Imaginez un jardin où certain Mollah raconte à un jeune auditoire l’histoire de l’Etre qu’ignorent nos esprits-forts !

« Il était une fois un Etre, mais celui-ci fut vite oublié, recouvert aussitôt par de nombreux étants. Ceux-ci croissaient et multipliaient au point de former une immense forêt dont le Mazandéran ou la Forêt-Noire –le Schwarzwald- est un reste épars ! De nombreux jardiniers, anglais en particulier, excellaient à les cultiver : on les appelait les naturalistes ou les empiristes, car ils ne pensaient qu’à ce qu’ils sentaient ou touchaient.
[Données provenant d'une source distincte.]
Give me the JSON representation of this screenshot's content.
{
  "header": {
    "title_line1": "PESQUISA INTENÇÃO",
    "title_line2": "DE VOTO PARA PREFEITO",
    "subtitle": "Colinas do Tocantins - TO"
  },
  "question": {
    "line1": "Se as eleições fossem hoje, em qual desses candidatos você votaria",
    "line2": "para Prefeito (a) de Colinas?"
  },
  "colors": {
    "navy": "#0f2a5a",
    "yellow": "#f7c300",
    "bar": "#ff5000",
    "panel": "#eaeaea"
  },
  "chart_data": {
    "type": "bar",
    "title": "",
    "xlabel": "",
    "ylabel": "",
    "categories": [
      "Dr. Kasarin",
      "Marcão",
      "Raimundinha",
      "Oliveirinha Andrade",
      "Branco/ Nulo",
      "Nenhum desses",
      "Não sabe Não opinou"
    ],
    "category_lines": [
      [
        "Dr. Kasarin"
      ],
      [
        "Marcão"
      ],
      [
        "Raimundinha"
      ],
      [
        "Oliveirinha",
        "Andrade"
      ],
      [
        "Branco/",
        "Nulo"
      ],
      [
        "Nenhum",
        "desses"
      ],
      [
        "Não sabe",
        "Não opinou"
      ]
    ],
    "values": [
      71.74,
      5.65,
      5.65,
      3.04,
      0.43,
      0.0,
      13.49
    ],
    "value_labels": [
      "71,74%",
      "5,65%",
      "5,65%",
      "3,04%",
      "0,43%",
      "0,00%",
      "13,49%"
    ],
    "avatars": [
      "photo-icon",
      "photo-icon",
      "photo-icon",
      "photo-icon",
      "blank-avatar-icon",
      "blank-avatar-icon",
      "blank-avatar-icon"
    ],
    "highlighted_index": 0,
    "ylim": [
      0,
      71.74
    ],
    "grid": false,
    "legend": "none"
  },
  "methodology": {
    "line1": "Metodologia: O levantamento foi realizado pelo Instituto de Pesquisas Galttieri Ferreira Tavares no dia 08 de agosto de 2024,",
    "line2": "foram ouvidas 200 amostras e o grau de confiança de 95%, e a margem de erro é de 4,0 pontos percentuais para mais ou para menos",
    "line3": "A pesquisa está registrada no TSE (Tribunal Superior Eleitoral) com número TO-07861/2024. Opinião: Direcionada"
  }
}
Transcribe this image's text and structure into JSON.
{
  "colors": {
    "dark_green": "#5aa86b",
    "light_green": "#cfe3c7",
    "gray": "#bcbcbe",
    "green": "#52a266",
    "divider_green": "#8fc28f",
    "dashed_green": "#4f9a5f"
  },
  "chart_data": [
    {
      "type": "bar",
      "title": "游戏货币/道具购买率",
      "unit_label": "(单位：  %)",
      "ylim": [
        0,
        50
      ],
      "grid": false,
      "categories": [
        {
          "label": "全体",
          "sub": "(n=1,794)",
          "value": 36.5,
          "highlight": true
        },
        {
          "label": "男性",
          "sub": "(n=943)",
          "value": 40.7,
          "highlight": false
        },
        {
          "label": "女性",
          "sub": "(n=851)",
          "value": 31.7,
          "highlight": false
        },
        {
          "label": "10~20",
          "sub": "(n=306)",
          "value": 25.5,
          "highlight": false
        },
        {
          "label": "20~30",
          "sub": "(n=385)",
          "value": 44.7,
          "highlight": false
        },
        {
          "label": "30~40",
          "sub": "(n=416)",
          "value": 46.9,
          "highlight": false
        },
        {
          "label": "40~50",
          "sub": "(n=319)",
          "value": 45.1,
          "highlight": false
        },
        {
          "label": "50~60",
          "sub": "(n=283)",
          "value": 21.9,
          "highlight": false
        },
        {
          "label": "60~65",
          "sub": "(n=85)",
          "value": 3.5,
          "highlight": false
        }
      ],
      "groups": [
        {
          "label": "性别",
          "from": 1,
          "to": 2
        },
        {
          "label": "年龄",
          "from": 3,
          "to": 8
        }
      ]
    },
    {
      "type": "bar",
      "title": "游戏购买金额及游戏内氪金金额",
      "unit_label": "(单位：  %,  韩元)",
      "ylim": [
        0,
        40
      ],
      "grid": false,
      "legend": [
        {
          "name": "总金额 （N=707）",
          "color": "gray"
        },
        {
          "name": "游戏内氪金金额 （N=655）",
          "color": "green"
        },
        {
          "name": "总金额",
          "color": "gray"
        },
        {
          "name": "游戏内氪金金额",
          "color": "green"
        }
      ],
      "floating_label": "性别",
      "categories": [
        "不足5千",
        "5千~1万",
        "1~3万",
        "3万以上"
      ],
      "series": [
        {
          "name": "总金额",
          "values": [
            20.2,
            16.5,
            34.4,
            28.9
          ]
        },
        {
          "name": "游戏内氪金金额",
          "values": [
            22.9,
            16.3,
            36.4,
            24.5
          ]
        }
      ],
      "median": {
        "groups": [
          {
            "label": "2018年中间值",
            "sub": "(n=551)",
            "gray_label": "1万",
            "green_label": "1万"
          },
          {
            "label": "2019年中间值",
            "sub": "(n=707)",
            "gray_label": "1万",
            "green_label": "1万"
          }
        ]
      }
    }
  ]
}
L’un d’eux même nommé Berkeley, évêque en Irlande, comme il le consigne dans un livre qu’on peut lire encore, intitulé Sirius, eut l’idée d’utiliser à cet effet, après un voyage en Amérique, l’eau de goudron (tar-water), pour revigorer les étants, conformément à l’usage d’Indiens Sioux. Mais ceci est une autre histoire !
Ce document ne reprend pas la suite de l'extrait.